Sports games are usually the best showcase for a shiny new console at launch. NBA 2K impressed at the launch of the Dreamcast and Fight Night Round 3 dropped jaws as the Xbox 360 was released. Being mostly annualized releases, the differences between versions can feel and look minor. But when you compare a game like FIFA 14 on a next-gen console to a current-gen one, the differences could not be any clearer. And yes, FIFA 14 is completely gorgeous on the PS4 but that’s not the biggest improvement. While the game features the best clubs in the world and the best players on the planet, the real star of the next-gen version of FIFA 14 is the Ignite Engine which powers it.
Gameplay in FIFA 14 is smoother than any other version of the series to date. Hundreds of new animations have been added and while they might play out in minor ways, players returning to the series will definitely notice them. There are many new pass animations and there is a profound sense of weight to everything you do on the pitch. Rounding defenders is much more focused on light touches of the ball and shot power varies depending on which part of the foot you use to shoot. The fight for the ball is more physical than ever before and defenders are now able to grab specific limbs of their opponents to get them off of it. Players even brace for impact if they lose their balance and fall. While these new animations are subtle, they add a sense of realism and variety to the overall flow of the game.
The attacking intelligence of the players has also been raised. Players now seem much more aware of what is happening around them. AI players go into their runs much faster and smarter than before without the need to tell them to do so. AI players even seem to anticipate tacklers by shielding the ball or avoid them by jumping over the outstretched legs of would be defenders.
On the defensive side, the Ignite Engine leads to a slower, more deliberate way of defending. Learning how to contain your opponent is more important than ever. Going for an ill-timed tackle can leave you wrong footed in a heartbeat and just like that, you could be down a goal. This also depends greatly on the rating of the player you’re defending. Being left one-on-one to defend a superstar like Lionel Messi has never felt so precarious.

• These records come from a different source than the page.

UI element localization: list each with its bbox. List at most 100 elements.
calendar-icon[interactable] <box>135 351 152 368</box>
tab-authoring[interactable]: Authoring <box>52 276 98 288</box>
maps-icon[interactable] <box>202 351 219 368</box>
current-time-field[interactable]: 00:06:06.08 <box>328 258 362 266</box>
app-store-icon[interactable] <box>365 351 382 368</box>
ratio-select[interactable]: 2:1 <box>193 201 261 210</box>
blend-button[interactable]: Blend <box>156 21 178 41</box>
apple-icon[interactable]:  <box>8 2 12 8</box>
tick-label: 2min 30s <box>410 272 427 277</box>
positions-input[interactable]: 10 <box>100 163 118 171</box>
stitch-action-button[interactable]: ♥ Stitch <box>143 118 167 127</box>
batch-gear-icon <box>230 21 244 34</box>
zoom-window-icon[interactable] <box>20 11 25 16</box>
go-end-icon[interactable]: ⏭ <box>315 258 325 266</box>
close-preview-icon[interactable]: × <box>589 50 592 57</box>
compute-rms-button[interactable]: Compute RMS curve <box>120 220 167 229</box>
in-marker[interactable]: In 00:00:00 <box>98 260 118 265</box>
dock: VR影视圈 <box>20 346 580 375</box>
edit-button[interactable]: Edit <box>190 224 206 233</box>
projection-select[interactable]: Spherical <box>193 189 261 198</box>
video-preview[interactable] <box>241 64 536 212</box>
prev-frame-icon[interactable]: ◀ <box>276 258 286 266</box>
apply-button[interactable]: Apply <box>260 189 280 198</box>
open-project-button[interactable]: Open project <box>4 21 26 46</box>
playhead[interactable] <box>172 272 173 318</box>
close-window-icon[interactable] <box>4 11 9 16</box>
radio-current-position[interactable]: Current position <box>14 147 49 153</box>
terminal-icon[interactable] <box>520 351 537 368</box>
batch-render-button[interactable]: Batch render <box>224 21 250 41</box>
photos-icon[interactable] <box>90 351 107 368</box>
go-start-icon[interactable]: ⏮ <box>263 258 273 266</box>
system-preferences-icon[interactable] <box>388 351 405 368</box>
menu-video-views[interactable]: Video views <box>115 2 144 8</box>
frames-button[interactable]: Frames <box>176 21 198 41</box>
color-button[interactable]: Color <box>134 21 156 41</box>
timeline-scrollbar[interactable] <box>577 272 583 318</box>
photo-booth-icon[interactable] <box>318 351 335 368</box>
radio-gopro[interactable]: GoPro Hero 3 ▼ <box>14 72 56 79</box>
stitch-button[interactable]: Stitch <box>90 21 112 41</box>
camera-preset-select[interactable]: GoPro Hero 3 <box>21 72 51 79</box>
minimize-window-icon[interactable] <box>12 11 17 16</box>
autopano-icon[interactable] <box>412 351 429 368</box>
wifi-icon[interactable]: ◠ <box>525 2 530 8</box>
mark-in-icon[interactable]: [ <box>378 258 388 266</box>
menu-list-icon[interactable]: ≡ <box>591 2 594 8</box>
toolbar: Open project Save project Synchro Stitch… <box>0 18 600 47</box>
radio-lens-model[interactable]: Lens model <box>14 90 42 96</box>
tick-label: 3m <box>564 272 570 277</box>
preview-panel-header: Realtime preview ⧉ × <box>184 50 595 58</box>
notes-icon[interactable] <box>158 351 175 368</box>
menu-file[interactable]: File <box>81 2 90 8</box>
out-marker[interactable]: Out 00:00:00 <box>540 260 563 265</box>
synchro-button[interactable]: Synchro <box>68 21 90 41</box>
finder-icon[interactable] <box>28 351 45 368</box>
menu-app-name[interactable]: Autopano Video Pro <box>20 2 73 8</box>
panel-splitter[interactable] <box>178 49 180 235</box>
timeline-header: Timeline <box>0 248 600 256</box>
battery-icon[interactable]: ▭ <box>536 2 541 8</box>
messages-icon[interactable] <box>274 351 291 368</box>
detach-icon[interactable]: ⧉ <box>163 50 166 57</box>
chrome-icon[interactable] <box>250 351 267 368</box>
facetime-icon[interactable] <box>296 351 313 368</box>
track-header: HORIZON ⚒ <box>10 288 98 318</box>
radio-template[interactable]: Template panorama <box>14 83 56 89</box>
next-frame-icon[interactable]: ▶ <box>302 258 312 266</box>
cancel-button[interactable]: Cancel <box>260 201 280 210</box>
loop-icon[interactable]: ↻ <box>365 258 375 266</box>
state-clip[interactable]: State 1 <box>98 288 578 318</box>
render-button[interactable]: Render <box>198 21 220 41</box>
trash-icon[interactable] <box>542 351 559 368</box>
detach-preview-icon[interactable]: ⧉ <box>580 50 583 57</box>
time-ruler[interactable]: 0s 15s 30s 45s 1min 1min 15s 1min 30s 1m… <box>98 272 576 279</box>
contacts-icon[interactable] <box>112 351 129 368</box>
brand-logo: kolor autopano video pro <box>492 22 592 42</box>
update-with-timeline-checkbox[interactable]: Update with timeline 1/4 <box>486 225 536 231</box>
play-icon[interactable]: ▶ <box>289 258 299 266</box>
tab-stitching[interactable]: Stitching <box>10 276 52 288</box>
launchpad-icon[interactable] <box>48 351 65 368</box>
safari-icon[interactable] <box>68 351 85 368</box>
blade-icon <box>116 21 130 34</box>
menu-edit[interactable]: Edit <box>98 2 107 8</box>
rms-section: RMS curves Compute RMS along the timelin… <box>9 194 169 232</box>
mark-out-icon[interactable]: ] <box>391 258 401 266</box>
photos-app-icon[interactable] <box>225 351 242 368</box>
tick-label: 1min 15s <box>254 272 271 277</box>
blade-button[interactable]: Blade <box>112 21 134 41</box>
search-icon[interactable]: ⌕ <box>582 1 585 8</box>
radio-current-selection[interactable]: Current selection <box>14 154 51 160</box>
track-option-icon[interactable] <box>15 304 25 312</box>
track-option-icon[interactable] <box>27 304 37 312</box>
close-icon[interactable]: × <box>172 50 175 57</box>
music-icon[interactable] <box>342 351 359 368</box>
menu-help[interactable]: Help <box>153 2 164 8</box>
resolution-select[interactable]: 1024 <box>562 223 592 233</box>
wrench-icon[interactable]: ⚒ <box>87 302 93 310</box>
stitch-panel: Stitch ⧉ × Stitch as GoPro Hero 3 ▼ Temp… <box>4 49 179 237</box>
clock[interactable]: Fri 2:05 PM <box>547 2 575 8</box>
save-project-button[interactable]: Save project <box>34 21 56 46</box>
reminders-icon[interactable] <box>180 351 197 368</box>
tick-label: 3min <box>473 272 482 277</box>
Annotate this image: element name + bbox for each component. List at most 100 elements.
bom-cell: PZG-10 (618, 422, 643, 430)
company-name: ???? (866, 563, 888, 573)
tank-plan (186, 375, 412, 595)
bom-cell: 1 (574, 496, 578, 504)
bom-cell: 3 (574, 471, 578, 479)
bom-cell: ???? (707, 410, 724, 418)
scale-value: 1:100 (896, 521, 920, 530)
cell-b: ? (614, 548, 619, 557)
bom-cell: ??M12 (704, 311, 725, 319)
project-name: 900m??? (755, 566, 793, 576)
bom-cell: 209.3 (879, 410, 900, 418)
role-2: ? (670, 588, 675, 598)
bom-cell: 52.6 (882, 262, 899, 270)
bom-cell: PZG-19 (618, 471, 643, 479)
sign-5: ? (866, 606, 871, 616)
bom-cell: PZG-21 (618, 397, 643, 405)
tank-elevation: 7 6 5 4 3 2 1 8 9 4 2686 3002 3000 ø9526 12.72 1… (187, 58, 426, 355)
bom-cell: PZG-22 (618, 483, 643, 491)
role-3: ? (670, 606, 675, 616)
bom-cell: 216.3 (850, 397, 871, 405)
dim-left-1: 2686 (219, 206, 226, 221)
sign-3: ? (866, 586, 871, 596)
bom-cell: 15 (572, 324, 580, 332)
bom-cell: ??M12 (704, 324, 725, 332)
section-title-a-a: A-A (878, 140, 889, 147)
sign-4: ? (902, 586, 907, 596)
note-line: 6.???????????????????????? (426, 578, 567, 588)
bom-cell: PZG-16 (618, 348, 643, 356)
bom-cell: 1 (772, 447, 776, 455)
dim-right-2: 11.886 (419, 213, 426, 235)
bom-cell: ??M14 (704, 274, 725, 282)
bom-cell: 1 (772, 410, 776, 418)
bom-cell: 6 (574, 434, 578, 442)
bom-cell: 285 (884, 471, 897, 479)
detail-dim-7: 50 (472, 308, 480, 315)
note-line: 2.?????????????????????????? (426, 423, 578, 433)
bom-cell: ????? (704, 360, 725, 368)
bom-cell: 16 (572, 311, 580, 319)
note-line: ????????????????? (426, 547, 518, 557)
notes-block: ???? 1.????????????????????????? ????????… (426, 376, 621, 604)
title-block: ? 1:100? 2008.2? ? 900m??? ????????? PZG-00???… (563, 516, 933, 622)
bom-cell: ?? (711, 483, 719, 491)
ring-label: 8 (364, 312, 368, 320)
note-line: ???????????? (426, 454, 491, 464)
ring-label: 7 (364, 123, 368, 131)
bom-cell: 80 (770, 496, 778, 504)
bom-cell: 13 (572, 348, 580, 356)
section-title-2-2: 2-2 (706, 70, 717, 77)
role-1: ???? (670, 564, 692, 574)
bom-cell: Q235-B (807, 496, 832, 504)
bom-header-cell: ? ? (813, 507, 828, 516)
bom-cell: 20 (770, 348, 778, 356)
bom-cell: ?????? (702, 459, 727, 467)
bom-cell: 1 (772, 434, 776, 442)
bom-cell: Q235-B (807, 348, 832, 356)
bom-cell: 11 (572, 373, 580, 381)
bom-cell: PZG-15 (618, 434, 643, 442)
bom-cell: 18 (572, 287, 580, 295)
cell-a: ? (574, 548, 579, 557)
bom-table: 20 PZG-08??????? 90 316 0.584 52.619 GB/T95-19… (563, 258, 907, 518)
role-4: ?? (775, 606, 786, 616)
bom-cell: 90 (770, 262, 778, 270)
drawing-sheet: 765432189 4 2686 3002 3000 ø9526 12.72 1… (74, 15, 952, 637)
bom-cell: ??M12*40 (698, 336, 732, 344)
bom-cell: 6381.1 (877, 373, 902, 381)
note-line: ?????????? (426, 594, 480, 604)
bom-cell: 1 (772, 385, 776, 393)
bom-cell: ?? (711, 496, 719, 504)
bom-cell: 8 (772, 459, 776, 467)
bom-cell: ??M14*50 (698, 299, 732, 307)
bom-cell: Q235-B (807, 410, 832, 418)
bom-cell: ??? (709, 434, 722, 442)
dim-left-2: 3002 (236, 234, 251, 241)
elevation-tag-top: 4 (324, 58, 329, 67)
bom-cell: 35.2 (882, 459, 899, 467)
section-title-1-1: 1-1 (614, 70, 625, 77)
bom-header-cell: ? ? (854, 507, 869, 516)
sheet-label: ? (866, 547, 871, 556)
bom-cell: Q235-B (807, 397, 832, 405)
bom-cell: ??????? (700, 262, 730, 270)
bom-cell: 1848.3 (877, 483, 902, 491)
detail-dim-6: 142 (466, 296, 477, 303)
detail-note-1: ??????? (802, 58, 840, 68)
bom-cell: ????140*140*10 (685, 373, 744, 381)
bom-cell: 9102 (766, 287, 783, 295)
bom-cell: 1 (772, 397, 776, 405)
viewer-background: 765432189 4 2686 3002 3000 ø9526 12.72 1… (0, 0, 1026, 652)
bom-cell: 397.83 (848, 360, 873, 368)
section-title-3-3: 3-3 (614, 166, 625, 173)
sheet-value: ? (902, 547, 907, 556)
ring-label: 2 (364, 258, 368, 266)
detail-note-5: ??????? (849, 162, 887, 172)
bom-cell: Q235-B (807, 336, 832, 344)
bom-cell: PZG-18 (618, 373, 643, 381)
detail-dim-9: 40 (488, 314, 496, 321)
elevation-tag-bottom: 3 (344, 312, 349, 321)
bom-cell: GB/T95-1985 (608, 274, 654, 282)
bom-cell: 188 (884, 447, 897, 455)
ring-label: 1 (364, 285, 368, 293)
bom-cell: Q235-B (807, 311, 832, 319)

The 2D crowds of current-gen versions have been replaced with full 3D models. The home crowd erupts when a goal is scored and seems panicked when their team is struggling. Dramatic sweeping camera angles help breathe life into the stadium and highlight the crowd. This sense of atmosphere translates to the sidelines as well. Players will routinely interact with the sideline and demand the ball from a ball boy. Goal kicks, corners and free kicks become more intense later in the match. All these small details add up to a more authentic feeling of watching a live broadcast of a match.
One of the only disappointments here is that the Dualshock 4’s touchpad is not used in any meaningful way. Clicking it will change the angle of the presentation and have you take control of the goalkeeper. As someone who never wants to take control of the goalkeeper during the game, it’s a shame that the touchpad is not implemented in a more significant way. Even the Vita version of FIFA last year gave players the option to use the rear touch pad to angle a shot at a specific part of the goal. Hopefully, the team at EA Canada will come up with some interesting ideas on how to use the touchpad for the next iteration.
FIFA 14 on PS4 is fantastic. The added animations, improved player awareness and beautiful graphics add up to the best soccer game available anywhere. With the new Ignite Engine, the future for FIFA on the PS4 looks bright. If you’re a soccer fan and a proud new owner of a PS4, this is a no-brainer purchase.